3. API key that never expires

The expiry check was new Date(candidate.expires_at) < new Date(). If expires_at was corrupt (bad ISO string, ops typo), new Date() returned Invalid Date, and NaN < number evaluates to false in JavaScript. The key silently never expired. Fix parses through getTime(), requires Number.isFinite, and fails closed.

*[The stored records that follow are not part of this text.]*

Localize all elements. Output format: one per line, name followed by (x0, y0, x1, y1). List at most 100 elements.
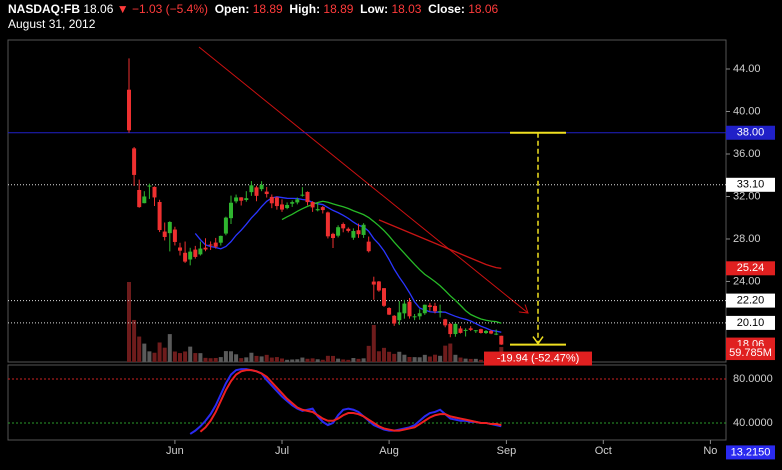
candle-body (407, 301, 412, 317)
field-name: Low: (360, 2, 389, 16)
candle-body (392, 315, 397, 324)
measure-label: -19.94 (-52.47%) (497, 352, 580, 364)
reference-label-box (726, 315, 775, 330)
candle-body (234, 197, 239, 202)
candle-body (295, 199, 300, 203)
volume-bar (274, 357, 279, 362)
quote-line: NASDAQ:FB 18.06 ▼ −1.03 (−5.4%) Open: 18… (8, 2, 498, 17)
volume-bar (331, 355, 335, 362)
candle-body (147, 185, 152, 187)
volume-bar (172, 351, 177, 362)
candle-body (274, 197, 279, 207)
candle-body (218, 235, 223, 243)
candle-body (433, 305, 437, 312)
candle-body (244, 198, 249, 200)
volume-bar (346, 359, 351, 362)
candle-body (346, 228, 351, 231)
candle-body (315, 209, 320, 211)
volume-bar (422, 354, 427, 362)
volume-bar (234, 354, 239, 362)
x-tick-label: Aug (379, 445, 399, 457)
volume-bar (325, 355, 330, 362)
candle-body (157, 202, 162, 231)
candle-body (203, 247, 208, 250)
volume-bar (259, 356, 264, 362)
volume-bar (147, 351, 152, 362)
stoch-line (189, 368, 502, 435)
candle-body (463, 329, 468, 331)
volume-bar (371, 325, 376, 362)
stoch-label: 13.2150 (731, 446, 771, 458)
candle-body (127, 89, 131, 131)
lower-panel (7, 364, 727, 441)
candle-body (183, 252, 188, 262)
y-tick-label: 28.00 (733, 233, 761, 245)
volume-bar (269, 357, 274, 362)
candle-body (162, 231, 167, 237)
volume-bar (198, 353, 203, 362)
volume-bar (341, 359, 346, 362)
volume-bar (443, 345, 448, 362)
volume-bar (361, 358, 366, 362)
main-panel (7, 39, 727, 363)
volume-bar (407, 357, 412, 362)
volume-bar (376, 351, 381, 362)
y-tick-label: 40.00 (733, 105, 761, 117)
field-value: 18.03 (391, 2, 422, 16)
volume-bar (458, 357, 463, 362)
price-label-box (726, 261, 775, 276)
candle-body (402, 303, 407, 314)
volume-bar (412, 357, 417, 362)
candle-body (208, 244, 213, 246)
volume-bar (213, 357, 218, 362)
change: −1.03 (−5.4%) (131, 2, 209, 16)
candle-body (453, 323, 458, 335)
volume-bar (264, 354, 269, 362)
volume-bar (203, 357, 208, 362)
candle-body (249, 185, 254, 193)
volume-layer (127, 282, 504, 362)
date: August 31, 2012 (8, 17, 96, 31)
volume-bar (188, 346, 193, 362)
volume-bar (320, 359, 325, 362)
reference-label: 22.20 (737, 295, 765, 307)
y-tick-label: 36.00 (733, 148, 761, 160)
moving-average (194, 196, 502, 333)
symbol: NASDAQ:FB (8, 2, 80, 16)
field-name: Close: (428, 2, 465, 16)
volume-bar (463, 358, 468, 362)
candle-body (223, 217, 228, 234)
volume-bar (402, 354, 407, 362)
reference-label-box (726, 293, 775, 308)
candle-body (152, 186, 157, 198)
price-label: 25.24 (737, 262, 765, 274)
volume-bar (142, 343, 147, 362)
candle-body (371, 281, 376, 285)
y-tick-label: 44.00 (733, 63, 761, 75)
volume-bar (208, 358, 213, 362)
candle-body (478, 329, 483, 333)
candle-body (198, 248, 203, 255)
candle-body (468, 328, 473, 330)
volume-bar (387, 351, 392, 362)
candle-body (458, 328, 463, 333)
volume-bar (254, 355, 259, 362)
volume-bar (336, 358, 341, 362)
measure-arrow (532, 336, 544, 345)
candle-body (356, 230, 361, 235)
candle-body (499, 335, 504, 345)
candle-body (137, 190, 142, 208)
stoch-tick-label: 80.0000 (733, 373, 773, 385)
candle-body (448, 323, 453, 335)
volume-bar (157, 342, 162, 362)
volume-bar (473, 358, 478, 362)
volume-bar (178, 353, 182, 362)
volume-bar (223, 351, 228, 362)
volume-bar (132, 319, 137, 362)
candle-body (213, 242, 218, 247)
reference-label-box (726, 177, 775, 192)
down-arrow: ▼ (116, 2, 129, 16)
candle-body (376, 281, 381, 291)
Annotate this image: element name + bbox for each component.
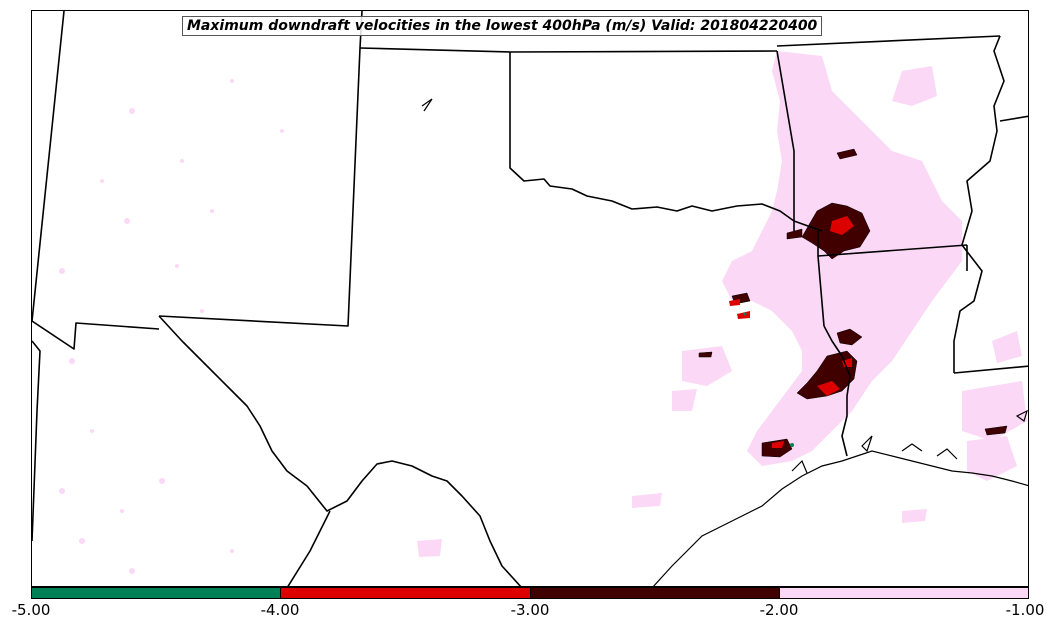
gulf-coast xyxy=(653,450,1028,586)
dark-cluster-tx-4 xyxy=(836,328,863,346)
contour-blob-3 xyxy=(962,381,1027,441)
nm-east-boundary xyxy=(158,11,363,327)
green-cell-1 xyxy=(790,443,794,447)
red-cell-3 xyxy=(737,311,750,319)
red-cell-2 xyxy=(817,381,840,396)
colorbar-segment-red xyxy=(280,588,530,598)
bay-1 xyxy=(861,435,873,453)
nm-west-mexico xyxy=(32,340,41,542)
ms-la-south xyxy=(953,365,1028,374)
bay-4 xyxy=(936,448,958,460)
map-canvas xyxy=(32,11,1028,586)
contour-blob-5 xyxy=(672,389,697,411)
al-ms-boundary xyxy=(999,115,1028,122)
red-cell-1 xyxy=(830,216,854,235)
lake-ok xyxy=(421,98,433,112)
colorbar-segment-darkred xyxy=(529,588,779,598)
ok-panhandle-top xyxy=(359,47,511,53)
contour-blob-7 xyxy=(632,493,662,508)
contour-blob-9 xyxy=(992,331,1022,363)
red-cell-6 xyxy=(729,299,740,306)
contour-blob-1 xyxy=(682,346,732,386)
ok-north-boundary xyxy=(509,50,778,53)
ms-river xyxy=(953,35,1005,373)
map-title: Maximum downdraft velocities in the lowe… xyxy=(182,16,823,36)
ar-la-boundary xyxy=(817,244,968,257)
dark-cluster-ok-3 xyxy=(836,148,858,160)
bay-2 xyxy=(791,459,808,474)
green-cell-2 xyxy=(743,312,747,316)
tx-la-sabine xyxy=(823,325,851,457)
dark-cluster-ok-2 xyxy=(786,228,803,240)
contour-band-east xyxy=(722,51,962,466)
ok-ar-boundary xyxy=(776,50,795,231)
dark-cluster-tx-5 xyxy=(984,425,1008,436)
mexico-border-sw xyxy=(287,510,331,586)
colorbar-tick-2: -3.00 xyxy=(510,601,550,619)
bay-3 xyxy=(901,443,923,452)
colorbar-tick-3: -2.00 xyxy=(759,601,799,619)
green-contours xyxy=(743,312,794,447)
colorbar-segment-pink xyxy=(778,588,1028,598)
contour-blob-6 xyxy=(417,539,442,557)
map-area xyxy=(31,10,1029,587)
red-cell-4 xyxy=(772,441,784,448)
colorbar-tick-0: -5.00 xyxy=(11,601,51,619)
colorbar-segment-green xyxy=(32,588,281,598)
light-contours xyxy=(59,51,1027,574)
contour-blob-4 xyxy=(967,436,1017,481)
island-bay xyxy=(1015,409,1028,422)
nm-az-boundary xyxy=(32,11,65,322)
tx-rio-grande xyxy=(158,315,522,586)
ar-north-boundary xyxy=(776,35,1001,47)
colorbar-tick-4: -1.00 xyxy=(1005,601,1045,619)
colorbar-tick-1: -4.00 xyxy=(260,601,300,619)
dark-cluster-tx-6 xyxy=(698,351,713,358)
colorbar xyxy=(31,587,1029,599)
coastline xyxy=(421,98,1028,586)
nm-west-south xyxy=(32,320,160,350)
ar-tx-boundary xyxy=(817,231,825,327)
ok-tx-red-river xyxy=(509,52,823,232)
sparse-west-dots xyxy=(59,79,284,574)
contour-blob-8 xyxy=(902,509,927,523)
contour-blob-2 xyxy=(892,66,937,106)
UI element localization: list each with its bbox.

4. Hardcoded mainnet URLs and issuers

The funding-check poller, the Soroban submitSorobanTx Horizon fallback, and the getOWSBalancehelper all had the Circle mainnet USDC issuer and Horizon URL hardcoded instead of reading from the environment. Cards402 runs on mainnet in both production and development, so this wasn’t causing live failures — but the code was fragile: if anyone ever deployed against testnet for integration testing, USDC funding detection would silently break and the SDK’s Horizon fallback would return false “dropped” signals. We made all three env-configurable for consistency with the rest of the codebase (which already reads STELLAR_USDC_ISSUER and STELLAR_NETWORK from env).

Three recurring patterns

After ~95 fixes, the bugs cluster into three families. Recognising the pattern makes it easier to spot the next instance before it ships.

Pattern 1: “Node gives you string | string[]”

Node’s HTTP parser returns an array for duplicated headers. Most code assumes a string. We found this bug in seven independent call sites: requireAuth, /auth/me, /auth/logout, recordAuditFromReq, recordAudit (direct callers), vcc-callback audit rows, and the app-level X-Request-ID middleware. Each one crashed to 500 or silently dropped a row. The durable fix is to validate at the library boundary (recordAudit now coerces internally) rather than auditing every caller.

Pattern 2: “The catch block can’t crash”

JavaScript lets you throw null, throw 'string', or throw an Error whose .message getter itself throws. Any catch(err) that reads err.message without a guard will crash on its own error-handling path. We found this in the payment handler (left orders wedged in ordering status with no refund), the retry helper (ran only one attempt instead of three), and the sanitize-error module (the error sanitiser itself threw). The pattern: extract a safeErrorMessage(err) helper that handles null, undefined, strings, getter-thrown messages, and revoked Proxies.

Pattern 3: “The circuit breaker has a race”

Both the VCC client and the webhook delivery layer had the same in-flight-success race: a request that started before the breaker tripped could complete successfully during cooldown and call recordSuccess(), which unconditionally zeroed openedUntil. The next caller saw an open gate and hit the still-broken upstream. Fix: leave openedUntil alone while Date.now() < openedUntil; zero the failure counter unconditionally so the next post-cooldown window starts fresh.

By the numbers

Commits~95
Backend files modified42 / 46
SDK files audited10 / 12
Backend tests before~488
Backend tests after1,038
Treasury-safety fixes3
Auth / identity fixes7
Circuit breaker fixes3
Silent-error-loss fixes8
Testnet-correctness fixes3
DoS-from-config fixes4

What the audit did not cover

This was a source-code audit, not a pentest. We didn’t test the live deployment (infrastructure, TLS termination, Cloudflare rules, DNS), the VCC scraper service (separate codebase), the Soroban receiver contract (needs a specialist cryptographic review), or dependency supply-chain integrity. We also didn’t load-test the SQLite write path under genuine multi-connection pressure — we added PRAGMA busy_timeout to close the obvious gap, but the real proof requires sustained concurrent traffic. Those are the next steps.

The full list

Every fix has a detailed commit message with the pre-fix code, the exploit scenario, and the rationale for the specific defense. The changelog has the categorised summary; the git log has the per-finding detail.